Monday, November 24, 2014

6 Degrees of the Library Collection: From William Boyd to Hilary Mantel


This month's Six Degrees of the library collection post is contributed by guest blogger Lara.


This month, the book club that meets regularly at the Spring Garden Memorial Library will discuss William Boyd's novel, Restless. This thrilling spy novel portrays a fascinating female character who has hidden her World War II-era activities from her family. Boyd's page-turner should make for some excellent discussion on Thursday, November 12th.

Restless won the 2006 Costa Book Award, which recognizes excellent authors from Britain and Ireland, and is the only major award to consider children's literature alongside works intended for adults. The Costa Book Awards were formerly known as the Whitbread Awards, and the last book to win the Whitbread Book of the Year Award before the name change was Hilary Spurling's Matisse the Master. Using material from private archives and lots of family letters, Spurling evokes a more complete portrait of the master painter than has ever been available before.

Spurling enjoys writing about the lives of creative people, and the previous biographer to win the Whitbread award also made her mark by authoring accounts of famous authors. Claire Tomalin, winner of the 2002 Whitbread, has written biographies of Jane Austen, Charles Dickens, Thomas Hardy, and Mary Wollstonecraft. It was her account of Samuel Pepys: the unequalled self, however, that garnered her the Whitbread.


Tomalin apparently studied at Newnham College at the University of Cambridge. Iris Murdoch is another alumna of the College, having studied there as a postgraduate student of philosophy, and is well remembered for many novels and writings with elements of philosophy and morality playing important roles. Several of her works have been honored with major awards, including the 1974 Whitbread for The Sacred and Profane Love Machine, and the 1978 Man Booker prize for The Sea, The Sea. Murdoch's writing is full of charged emotions, existential crises, and unexpected events that impact every day life. Nine years after winning the Booker, Murdoch was made a Dame Commander of the Order of the British Empire, an honor she shares with fellow writers like Agatha Christie and A. S. Byatt (another alumna of Newnham College!).
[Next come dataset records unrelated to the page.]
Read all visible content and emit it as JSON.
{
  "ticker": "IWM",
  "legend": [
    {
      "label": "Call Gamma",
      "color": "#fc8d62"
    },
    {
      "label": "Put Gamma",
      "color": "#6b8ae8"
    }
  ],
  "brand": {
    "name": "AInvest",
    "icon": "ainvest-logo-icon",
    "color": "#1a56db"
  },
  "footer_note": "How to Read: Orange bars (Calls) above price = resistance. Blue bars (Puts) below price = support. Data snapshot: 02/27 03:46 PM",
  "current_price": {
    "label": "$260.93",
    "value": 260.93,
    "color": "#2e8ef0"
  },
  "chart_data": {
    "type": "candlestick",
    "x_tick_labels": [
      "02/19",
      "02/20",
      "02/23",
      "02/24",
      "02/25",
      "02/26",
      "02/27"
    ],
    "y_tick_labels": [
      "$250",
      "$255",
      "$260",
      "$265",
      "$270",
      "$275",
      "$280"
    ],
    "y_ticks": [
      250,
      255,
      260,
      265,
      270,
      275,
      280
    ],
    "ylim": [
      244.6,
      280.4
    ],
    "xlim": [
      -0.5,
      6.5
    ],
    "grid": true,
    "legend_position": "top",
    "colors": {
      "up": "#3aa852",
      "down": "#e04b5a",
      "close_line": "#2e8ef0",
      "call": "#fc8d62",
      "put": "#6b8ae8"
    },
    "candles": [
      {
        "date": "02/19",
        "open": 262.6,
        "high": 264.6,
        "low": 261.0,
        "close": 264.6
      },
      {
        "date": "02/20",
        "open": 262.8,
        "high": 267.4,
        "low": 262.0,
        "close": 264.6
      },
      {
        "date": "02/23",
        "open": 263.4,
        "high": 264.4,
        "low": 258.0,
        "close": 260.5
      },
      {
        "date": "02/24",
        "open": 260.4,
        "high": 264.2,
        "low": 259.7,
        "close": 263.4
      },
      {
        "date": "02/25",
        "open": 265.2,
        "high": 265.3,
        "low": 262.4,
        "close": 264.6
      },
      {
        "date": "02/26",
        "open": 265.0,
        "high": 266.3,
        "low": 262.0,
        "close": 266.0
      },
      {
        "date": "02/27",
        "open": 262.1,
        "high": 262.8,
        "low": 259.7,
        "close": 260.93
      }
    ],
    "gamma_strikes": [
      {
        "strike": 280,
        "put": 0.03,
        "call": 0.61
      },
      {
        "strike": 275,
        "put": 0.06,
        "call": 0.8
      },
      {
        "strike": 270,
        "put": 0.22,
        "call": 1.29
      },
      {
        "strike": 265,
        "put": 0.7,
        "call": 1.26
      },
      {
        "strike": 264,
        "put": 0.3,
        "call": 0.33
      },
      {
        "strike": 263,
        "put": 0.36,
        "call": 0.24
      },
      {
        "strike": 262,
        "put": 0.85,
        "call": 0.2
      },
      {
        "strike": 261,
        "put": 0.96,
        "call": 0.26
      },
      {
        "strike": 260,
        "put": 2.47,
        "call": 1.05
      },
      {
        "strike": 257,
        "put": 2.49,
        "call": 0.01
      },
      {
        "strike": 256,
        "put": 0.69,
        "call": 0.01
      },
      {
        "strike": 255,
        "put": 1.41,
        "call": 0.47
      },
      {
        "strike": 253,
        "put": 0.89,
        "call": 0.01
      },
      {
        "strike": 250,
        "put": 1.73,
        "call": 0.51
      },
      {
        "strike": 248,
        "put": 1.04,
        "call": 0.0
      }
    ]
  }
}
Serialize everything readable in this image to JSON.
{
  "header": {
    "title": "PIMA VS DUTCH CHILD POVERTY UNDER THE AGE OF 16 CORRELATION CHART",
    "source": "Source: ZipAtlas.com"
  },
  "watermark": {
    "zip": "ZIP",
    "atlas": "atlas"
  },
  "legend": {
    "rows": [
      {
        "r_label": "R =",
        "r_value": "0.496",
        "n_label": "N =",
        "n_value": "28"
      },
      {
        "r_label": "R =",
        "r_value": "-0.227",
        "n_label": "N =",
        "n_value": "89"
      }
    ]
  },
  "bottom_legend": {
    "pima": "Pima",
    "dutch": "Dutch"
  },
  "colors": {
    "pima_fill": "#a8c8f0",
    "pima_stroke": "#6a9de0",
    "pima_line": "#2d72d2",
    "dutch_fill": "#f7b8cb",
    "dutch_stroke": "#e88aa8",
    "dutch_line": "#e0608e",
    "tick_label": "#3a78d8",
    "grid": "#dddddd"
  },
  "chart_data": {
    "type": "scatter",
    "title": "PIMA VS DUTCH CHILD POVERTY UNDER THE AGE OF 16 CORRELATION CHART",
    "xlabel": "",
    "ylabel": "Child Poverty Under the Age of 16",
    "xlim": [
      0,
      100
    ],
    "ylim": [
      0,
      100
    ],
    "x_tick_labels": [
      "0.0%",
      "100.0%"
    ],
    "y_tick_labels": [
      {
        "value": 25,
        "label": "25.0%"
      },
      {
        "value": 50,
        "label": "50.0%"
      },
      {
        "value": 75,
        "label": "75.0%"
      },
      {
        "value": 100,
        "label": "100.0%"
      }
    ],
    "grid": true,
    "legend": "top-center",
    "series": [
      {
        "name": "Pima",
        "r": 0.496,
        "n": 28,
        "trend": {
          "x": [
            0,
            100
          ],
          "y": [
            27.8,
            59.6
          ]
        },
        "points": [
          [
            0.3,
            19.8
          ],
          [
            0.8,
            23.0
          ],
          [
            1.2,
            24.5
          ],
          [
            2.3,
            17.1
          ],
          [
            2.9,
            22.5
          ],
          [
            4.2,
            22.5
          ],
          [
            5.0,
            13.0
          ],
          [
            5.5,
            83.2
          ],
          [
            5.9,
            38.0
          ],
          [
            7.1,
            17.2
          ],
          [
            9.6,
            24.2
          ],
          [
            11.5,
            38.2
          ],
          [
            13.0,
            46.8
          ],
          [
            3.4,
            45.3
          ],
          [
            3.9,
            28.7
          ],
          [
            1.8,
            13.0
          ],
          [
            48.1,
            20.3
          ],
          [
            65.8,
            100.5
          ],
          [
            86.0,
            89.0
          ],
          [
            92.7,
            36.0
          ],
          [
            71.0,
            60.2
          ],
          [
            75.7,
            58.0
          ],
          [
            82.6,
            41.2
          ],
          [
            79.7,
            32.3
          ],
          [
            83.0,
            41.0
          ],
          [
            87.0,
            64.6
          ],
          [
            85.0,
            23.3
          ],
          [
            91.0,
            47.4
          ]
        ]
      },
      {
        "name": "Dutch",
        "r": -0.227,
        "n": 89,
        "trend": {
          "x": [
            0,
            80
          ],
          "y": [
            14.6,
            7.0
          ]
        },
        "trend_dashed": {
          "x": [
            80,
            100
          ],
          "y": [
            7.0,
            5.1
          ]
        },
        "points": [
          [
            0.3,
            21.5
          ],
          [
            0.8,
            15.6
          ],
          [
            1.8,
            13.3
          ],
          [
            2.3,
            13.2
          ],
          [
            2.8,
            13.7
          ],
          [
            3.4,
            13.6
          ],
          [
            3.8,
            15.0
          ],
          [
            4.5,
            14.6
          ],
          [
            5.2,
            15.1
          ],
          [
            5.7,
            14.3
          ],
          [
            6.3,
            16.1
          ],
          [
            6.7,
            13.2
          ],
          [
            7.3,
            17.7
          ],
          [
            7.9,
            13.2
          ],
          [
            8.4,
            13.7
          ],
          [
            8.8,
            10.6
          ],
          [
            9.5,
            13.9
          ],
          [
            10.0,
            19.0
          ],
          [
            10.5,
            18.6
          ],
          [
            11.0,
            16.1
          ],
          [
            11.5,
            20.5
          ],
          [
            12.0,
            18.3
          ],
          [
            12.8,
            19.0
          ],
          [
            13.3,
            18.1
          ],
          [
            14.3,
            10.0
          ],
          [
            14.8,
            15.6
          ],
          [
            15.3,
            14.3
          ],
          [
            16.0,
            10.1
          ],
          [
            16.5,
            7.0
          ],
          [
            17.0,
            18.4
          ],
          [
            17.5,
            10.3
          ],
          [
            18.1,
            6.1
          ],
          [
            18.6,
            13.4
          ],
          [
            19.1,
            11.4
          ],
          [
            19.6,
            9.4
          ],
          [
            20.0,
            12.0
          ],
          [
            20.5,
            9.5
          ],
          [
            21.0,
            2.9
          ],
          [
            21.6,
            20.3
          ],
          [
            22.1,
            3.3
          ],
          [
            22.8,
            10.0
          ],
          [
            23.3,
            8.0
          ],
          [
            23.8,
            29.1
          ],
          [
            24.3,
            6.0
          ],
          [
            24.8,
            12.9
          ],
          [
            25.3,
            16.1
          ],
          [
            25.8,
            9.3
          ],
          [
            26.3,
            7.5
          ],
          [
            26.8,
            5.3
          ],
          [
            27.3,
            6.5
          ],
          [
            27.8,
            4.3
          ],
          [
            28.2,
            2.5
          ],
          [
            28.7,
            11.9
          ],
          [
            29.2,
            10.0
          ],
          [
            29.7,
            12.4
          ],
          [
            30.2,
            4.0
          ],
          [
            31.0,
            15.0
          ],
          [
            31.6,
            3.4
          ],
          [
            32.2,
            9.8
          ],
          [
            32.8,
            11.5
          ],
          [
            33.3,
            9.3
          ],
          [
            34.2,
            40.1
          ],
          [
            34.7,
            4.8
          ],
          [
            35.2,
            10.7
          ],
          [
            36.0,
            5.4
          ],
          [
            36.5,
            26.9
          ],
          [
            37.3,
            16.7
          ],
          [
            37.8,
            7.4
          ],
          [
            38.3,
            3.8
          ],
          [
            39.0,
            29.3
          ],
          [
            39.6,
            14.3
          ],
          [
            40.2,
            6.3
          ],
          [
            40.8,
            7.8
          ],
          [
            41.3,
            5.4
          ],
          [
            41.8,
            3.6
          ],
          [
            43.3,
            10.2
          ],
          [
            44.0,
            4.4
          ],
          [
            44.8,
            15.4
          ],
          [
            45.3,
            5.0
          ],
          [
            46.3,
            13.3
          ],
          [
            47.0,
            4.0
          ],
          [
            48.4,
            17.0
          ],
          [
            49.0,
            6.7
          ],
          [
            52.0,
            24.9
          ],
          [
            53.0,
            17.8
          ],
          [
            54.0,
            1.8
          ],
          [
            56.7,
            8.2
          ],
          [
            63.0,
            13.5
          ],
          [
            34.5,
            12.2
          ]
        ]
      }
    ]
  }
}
Byatt won the Booker in 1990 for Possession, and her recent novel The Children's Book has been very well received. The story takes place before World War I, at a time when the concept of childhood was changing dramatically, and the several children in one family become caught up in movements like feminism and socialism. As the Great War begins, the mother of the family remains caught up in her fairytale world of writing stories during the time of J.M. Barrie's Peter Pan. The line between adulthood and childhood becomes blurred as the world falls apart around the characters.


The Children's Book was shortlisted for the 2009 Booker, but when the prize was announced on October 6, it was Hilary Mantel who won this year's prize, for her novel Wolf Hall. Mantel writes psychological, historical fiction with links to the occult and darkly comical themes. Her 2005 novel, Beyond Black, was also nominated for the Booker Prize as well as the Orange Prize for fiction.


2 comments:

  1. I really enjoy reading the Six Degrees of the Library Collection posts. However, since there's never any mention of the selection process, I wonder how the two authors to be connected in six degrees are chosen. What I would really like to see is if The Reader's readers could choose the authors! For example, if I were to suggest say J.R.R. Tolkien and, oh, Salman Rushdie, can you connect them in six degrees or less? Now THAT would be a challenge!